# Inverse Laplace Transform Control Systems

1. May 8, 2004

Hi I am currently working my way through a control systems textbook and I am bringing my understanding of the relevant mathematics up to speed. I have happened across the Laplace Transform which I am happy enough with. I am concerned however that given the fact that this is a real project I may find that the present calculations in the machine's software I am working on may not fit into something that can be easily inverse transformed using the standard models in the tables. Maybe I am worrying unnecessarily but I would like to be able to perform a complete Inverse Laplace Transform without the use of the tables. I am a competent mathematician, but using conventional methods I have not been able to perform this transform. Is it possible to do this, or this beyond the scope of anyone without a degree solely in mathematics? I have tried all sorts of substitutions and integration methods and so on, but I keep ending up with equations which cannot be manipulated any further, or just keep growing into even nastier equations. Can anyone give me a clue as to how this is actually done without the aid of tables or a computer?

I hope this has made some sense!!!

2. May 8, 2004

### enigma

Staff Emeritus

Welcome to the forums!

Doing inverse Laplaces is not an easy proposition. IIRC, you need to do a integration over a surface in state space.

FWIW, I've yet to see a problem which requires a direct inverse laplace to be performed.

Non-linearities are usually wrapped up into a 'D' disturbance function. This disturbance function contributes to steady state error, and extra poles at the origin of the controllers are added in to counter them.

3. May 9, 2004

Staff Emeritus
I have seen a Laplace transform inverted by setting up a "trick" contour and doing contour integration in the complex plane (no poles inside the contour). The LT turns out to be identically zero on part of the contour and hence the whole contour integral, which can be evaluated, equals the negative of its value on the other part, which was sought. Actually the zero part of the contour is the mirror image of the non-zero part in the imaginary axis, and the zero comes from the positivity of the LT.

4. May 9, 2004

Wow! I wasn't expecting advice as good as and as helpful as that. Thankyou both very much. The trick contour idea seems fascinating. I suspect that may well be a bit out of my depth at present, but what a great idea!! It's also a big relief to hear that it is unlikely I will have to perform an inverse LT for this project.

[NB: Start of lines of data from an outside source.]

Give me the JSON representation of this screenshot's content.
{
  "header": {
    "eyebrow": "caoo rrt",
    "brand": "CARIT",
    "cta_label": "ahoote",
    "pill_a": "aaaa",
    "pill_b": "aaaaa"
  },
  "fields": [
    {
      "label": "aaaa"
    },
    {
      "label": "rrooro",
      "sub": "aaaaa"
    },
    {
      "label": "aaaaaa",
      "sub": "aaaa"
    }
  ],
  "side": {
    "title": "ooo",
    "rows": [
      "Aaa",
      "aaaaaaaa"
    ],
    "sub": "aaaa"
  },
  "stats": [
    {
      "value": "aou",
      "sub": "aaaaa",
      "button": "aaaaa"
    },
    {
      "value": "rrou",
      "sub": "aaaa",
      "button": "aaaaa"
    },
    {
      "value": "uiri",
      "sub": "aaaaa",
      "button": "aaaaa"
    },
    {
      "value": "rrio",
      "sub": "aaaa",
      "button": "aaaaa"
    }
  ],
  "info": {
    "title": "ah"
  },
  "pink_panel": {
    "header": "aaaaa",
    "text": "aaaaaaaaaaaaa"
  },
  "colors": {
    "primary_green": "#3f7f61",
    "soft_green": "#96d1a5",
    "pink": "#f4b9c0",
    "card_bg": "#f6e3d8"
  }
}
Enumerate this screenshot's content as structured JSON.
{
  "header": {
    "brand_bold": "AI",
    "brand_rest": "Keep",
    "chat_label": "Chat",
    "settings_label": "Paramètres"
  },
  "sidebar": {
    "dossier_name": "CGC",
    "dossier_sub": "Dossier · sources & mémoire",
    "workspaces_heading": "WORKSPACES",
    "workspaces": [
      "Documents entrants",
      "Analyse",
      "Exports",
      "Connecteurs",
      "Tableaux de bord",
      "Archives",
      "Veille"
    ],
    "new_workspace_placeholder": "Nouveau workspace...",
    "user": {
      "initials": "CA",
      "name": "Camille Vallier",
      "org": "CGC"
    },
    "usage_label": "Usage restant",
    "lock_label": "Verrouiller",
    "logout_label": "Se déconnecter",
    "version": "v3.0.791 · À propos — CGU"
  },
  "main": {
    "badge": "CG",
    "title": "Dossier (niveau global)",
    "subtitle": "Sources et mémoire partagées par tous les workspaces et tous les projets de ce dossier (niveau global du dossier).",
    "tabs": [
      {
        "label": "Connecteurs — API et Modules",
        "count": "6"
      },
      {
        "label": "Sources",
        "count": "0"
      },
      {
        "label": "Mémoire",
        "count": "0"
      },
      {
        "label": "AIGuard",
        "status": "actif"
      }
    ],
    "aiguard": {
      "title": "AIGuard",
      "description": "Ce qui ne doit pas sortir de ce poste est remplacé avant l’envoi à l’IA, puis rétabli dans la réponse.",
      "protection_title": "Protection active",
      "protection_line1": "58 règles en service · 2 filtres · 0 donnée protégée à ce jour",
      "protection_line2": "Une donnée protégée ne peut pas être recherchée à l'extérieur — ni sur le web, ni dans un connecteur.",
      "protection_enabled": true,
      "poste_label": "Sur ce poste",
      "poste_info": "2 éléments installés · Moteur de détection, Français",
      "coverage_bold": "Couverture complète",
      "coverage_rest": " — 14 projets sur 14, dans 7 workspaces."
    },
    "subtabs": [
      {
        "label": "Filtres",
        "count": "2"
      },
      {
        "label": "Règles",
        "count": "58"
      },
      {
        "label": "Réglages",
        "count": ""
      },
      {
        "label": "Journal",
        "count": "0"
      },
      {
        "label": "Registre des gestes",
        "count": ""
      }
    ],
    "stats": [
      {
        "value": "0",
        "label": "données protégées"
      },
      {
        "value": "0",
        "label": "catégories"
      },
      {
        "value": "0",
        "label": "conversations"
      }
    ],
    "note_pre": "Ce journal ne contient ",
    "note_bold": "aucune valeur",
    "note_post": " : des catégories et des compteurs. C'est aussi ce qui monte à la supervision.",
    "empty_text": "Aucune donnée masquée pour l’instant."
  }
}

I have to say however it is something out of shear curiousity I would love to be able to do one day.

The D(s) function was something I have not been introduced to before, but makes an awful lot of sense. Thankyou very much for that. Once I have some more data about the machine (likely this week) I will get back to you again.

5. Jul 15, 2004

### Feynman

The idea to use the contour complxe is exellent and u must pay attention how choose the contour
Then u have a complexe integral (or Cauchy's integral) and use Cauchy's integral theorem or The residue theorem.
Really i felicite THe Self adjoint "Operator"

6. Jul 16, 2004

### MiGUi

When you learn to integrate, you use tables that you learn to do hard integrals... obviously you can calculate it yourself, but is a very hard work...

With Laplace occurs the same, you are condemned to use tables xD

7. Jul 18, 2004

### Tyger

I seem to recall that the Schuam's Outline Series on the Laplace Transform gives a good explaination of the contour integral as the inverse transform.

One of the main reasons people use the Laplace Transform is that the tables and a few rules of thumb can be used to solve almost any real problem.

8. Jul 21, 2004

### turin

From what I remember, the contour must contain all of the poles. But from what selfadjoint has said, it can contain none of them? I am lost. When you do a Laplace transform, you should be implicitly aware of the domain of stability, which basically limits you to a region of the frequency domain to the left of some line. Then, you have to make sure to include this entire region inside your contour when you take the inverse Laplace transform. Look closely at the tables and you should see restrictions on the real part of s. For example, IIRC:

L{u(t)} = 1/s, where Re{s} > 0

This is directly related to the convergence of the kernel of the transform: e-st. If Re{s} < 0, then this kernel will "blow up" as the integral is taken to t -> infinity.